Description of 114 severe outcomes and their mean delay of occurrence in the 77 patients with giant cell arteritis.
| Types of Outcomes | Number of Recorded Outcomes | Median Delay of Occurrence (Months) (IQR) after GCA Diagnosis |
|---|---|---|
| Stroke | 5 (6.5%) | 9 [9–42] |
| Myocardial infarction | 1 (1.3%) | 93 [-] |
| Acute heart failure | 8 (10.4%) | 8 [5.3–30.3] |
| Aneurysm | 3 (3.9%) | 28 [21–54] |
| Peripheral arterial disease | 4 (5.2%) | 20 [10–43] |
| Hypertension | 17 (22.1%) | 9 [0–42] |
| Diabetes | 9 (11.7%) | 0 [0–1] |
| Chronic kidney failure | 5 (6.8%) | 26 [11–45] |
| First reported infection | 33 (42.9%) | 13 [7–32] |
| Osteoporosis | 9 (11.7%) | 14 [8–34] |
| Cataract | 10 (13%) | 13 [4–32] |
| Severe neuropsychiatric event | 2 (2.6%) | 2 [-] |
| Gastrointestinal hemorrhage | 1 (1.3%) | 40 [-] |
| Death | 7 (9.1%) | 63 [28–85] |
Figure 2Repartition of the subgroups of the 114 severe outcomes recorded in the 77 patients with giant cell arteritis after a prolonged follow-up. Cardiovascular diseases combine stroke, myocardial infarction, acute heart failure, aneurysm, and peripheral arterial disease. For hypertension and diabetes, new-onset or worsening of previous corresponding conditions are reported. Miscellaneous events encompass neuropsychiatric severe symptoms and gastrointestinal hemorrhage.

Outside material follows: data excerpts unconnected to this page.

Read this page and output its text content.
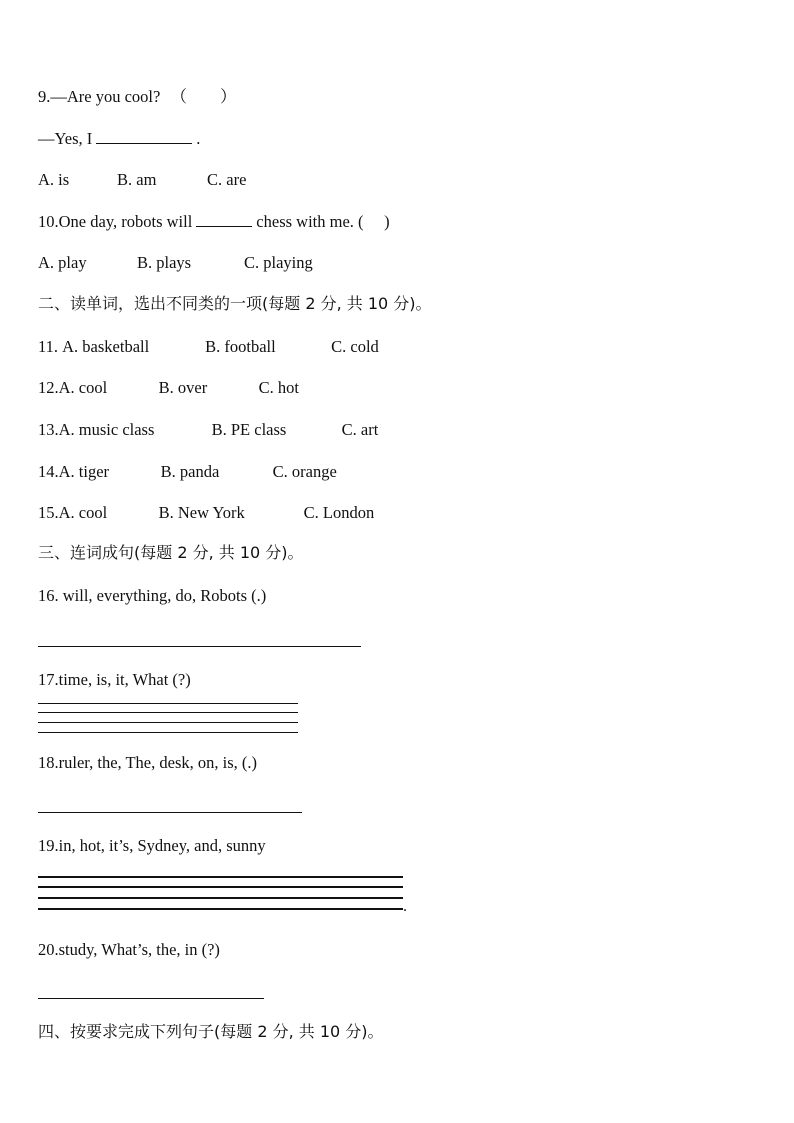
9.—Are you cool? （　　）
—Yes, I	.
A. is	B. am	C. are
10.One day, robots will	chess with me. (　 )
A. play	B. plays	C. playing
二、读单词，选出不同类的一项(每题 2 分, 共 10 分)。
11. A. basketball	B. football	C. cold
12.A. cool	B. over	C. hot
13.A. music class	B. PE class	C. art
14.A. tiger	B. panda	C. orange
15.A. cool	B. New York	C. London
三、连词成句(每题 2 分, 共 10 分)。
16. will, everything, do, Robots (.)
17.time, is, it, What (?)
18.ruler, the, The, desk, on, is, (.)
19.in, hot, it’s, Sydney, and, sunny
.
20.study, What’s, the, in (?)
四、按要求完成下列句子(每题 2 分, 共 10 分)。
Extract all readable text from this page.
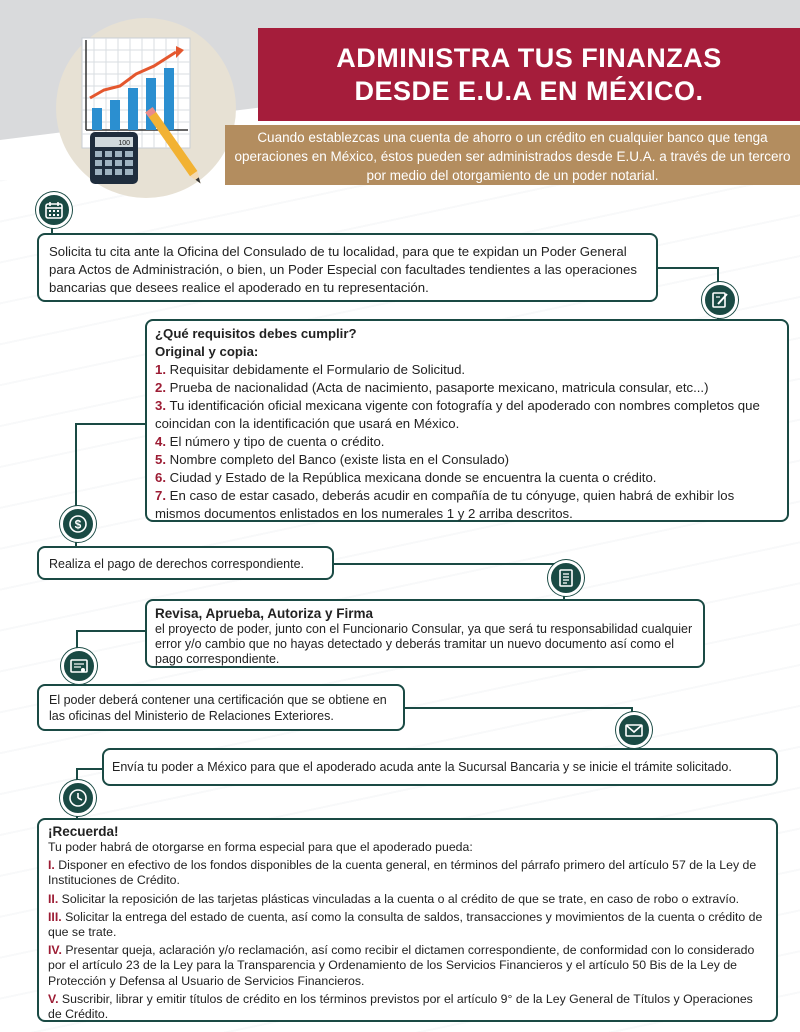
100
ADMINISTRA TUS FINANZAS
DESDE E.U.A EN MÉXICO.
Cuando establezcas una cuenta de ahorro o un crédito en cualquier banco que tenga operaciones en México, éstos pueden ser administrados desde E.U.A. a través de un tercero por medio del otorgamiento de un poder notarial.
$
Solicita tu cita ante la Oficina del Consulado de tu localidad, para que te expidan un Poder General para Actos de Administración, o bien, un Poder Especial con facultades tendientes a las operaciones bancarias que desees realice el apoderado en tu representación.
¿Qué requisitos debes cumplir?
Original y copia:
1. Requisitar debidamente el Formulario de Solicitud.
2. Prueba de nacionalidad (Acta de nacimiento, pasaporte mexicano, matricula consular, etc...)
3. Tu identificación oficial mexicana vigente con fotografía y del apoderado con nombres completos que coincidan con la identificación que usará en México.
4. El número y tipo de cuenta o crédito.
5. Nombre completo del Banco (existe lista en el Consulado)
6. Ciudad y Estado de la República mexicana donde se encuentra la cuenta o crédito.
7. En caso de estar casado, deberás acudir en compañía de tu cónyuge, quien habrá de exhibir los mismos documentos enlistados en los numerales 1 y 2 arriba descritos.
Realiza el pago de derechos correspondiente.
Revisa, Aprueba, Autoriza y Firma
el proyecto de poder, junto con el Funcionario Consular, ya que será tu responsabilidad cualquier error y/o cambio que no hayas detectado y deberás tramitar un nuevo documento así como el pago correspondiente.
El poder deberá contener una certificación que se obtiene en las oficinas del Ministerio de Relaciones Exteriores.
Envía tu poder a México para que el apoderado acuda ante la Sucursal Bancaria y se inicie el trámite solicitado.
¡Recuerda!
Tu poder habrá de otorgarse en forma especial para que el apoderado pueda:
I. Disponer en efectivo de los fondos disponibles de la cuenta general, en términos del párrafo primero del artículo 57 de la Ley de Instituciones de Crédito.
II. Solicitar la reposición de las tarjetas plásticas vinculadas a la cuenta o al crédito de que se trate, en caso de robo o extravío.
III. Solicitar la entrega del estado de cuenta, así como la consulta de saldos, transacciones y movimientos de la cuenta o crédito de que se trate.
IV. Presentar queja, aclaración y/o reclamación, así como recibir el dictamen correspondiente, de conformidad con lo considerado por el artículo 23 de la Ley para la Transparencia y Ordenamiento de los Servicios Financieros y el artículo 50 Bis de la Ley de Protección y Defensa al Usuario de Servicios Financieros.
V. Suscribir, librar y emitir títulos de crédito en los términos previstos por el artículo 9° de la Ley General de Títulos y Operaciones de Crédito.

Figure 3Risk of severe outcomes occurrence in the 77 patients with giant cell arteritis, according to the baseline characteristics (survival analysis). Survival curves illustrating severe outcomes onset according to the baseline characteristics in GCA patients. GCA, giant cell arteritis; TAB, temporal artery biopsy. The patients with baseline diabetes were at an increased risk of severe outcome onset (HR, 3.34 (1.52–7.35), p = 0.003) (A), as were the patients with baseline overweight (BMI ≥ 25 mg/m2) (HR, 2.06 (1.10–3.84), p = 0.023) (B), independently of age, sex, and baseline hypertension. (C) Among the patients with a TAB (n = 50), the patients with TAB positivity (n = 34) were at an increased risk of severe outcomes compared to the GCA patients with a negative TAB (HR, 5.34 (1.81–15.76), p = 0.002) independently of age, sex, overweight, and dyslipidemia (the association with diabetes and smoking was maintained). (D) The risk for the first infection was increased in the overweight GCA patients at baseline (HR, 2.47 (1.13–5.43), p = 0.024) independently of age, sex, diabetes, dyslipidemia, smoking, and major GCs exposure and TCZ exposure as time-dependent covariables.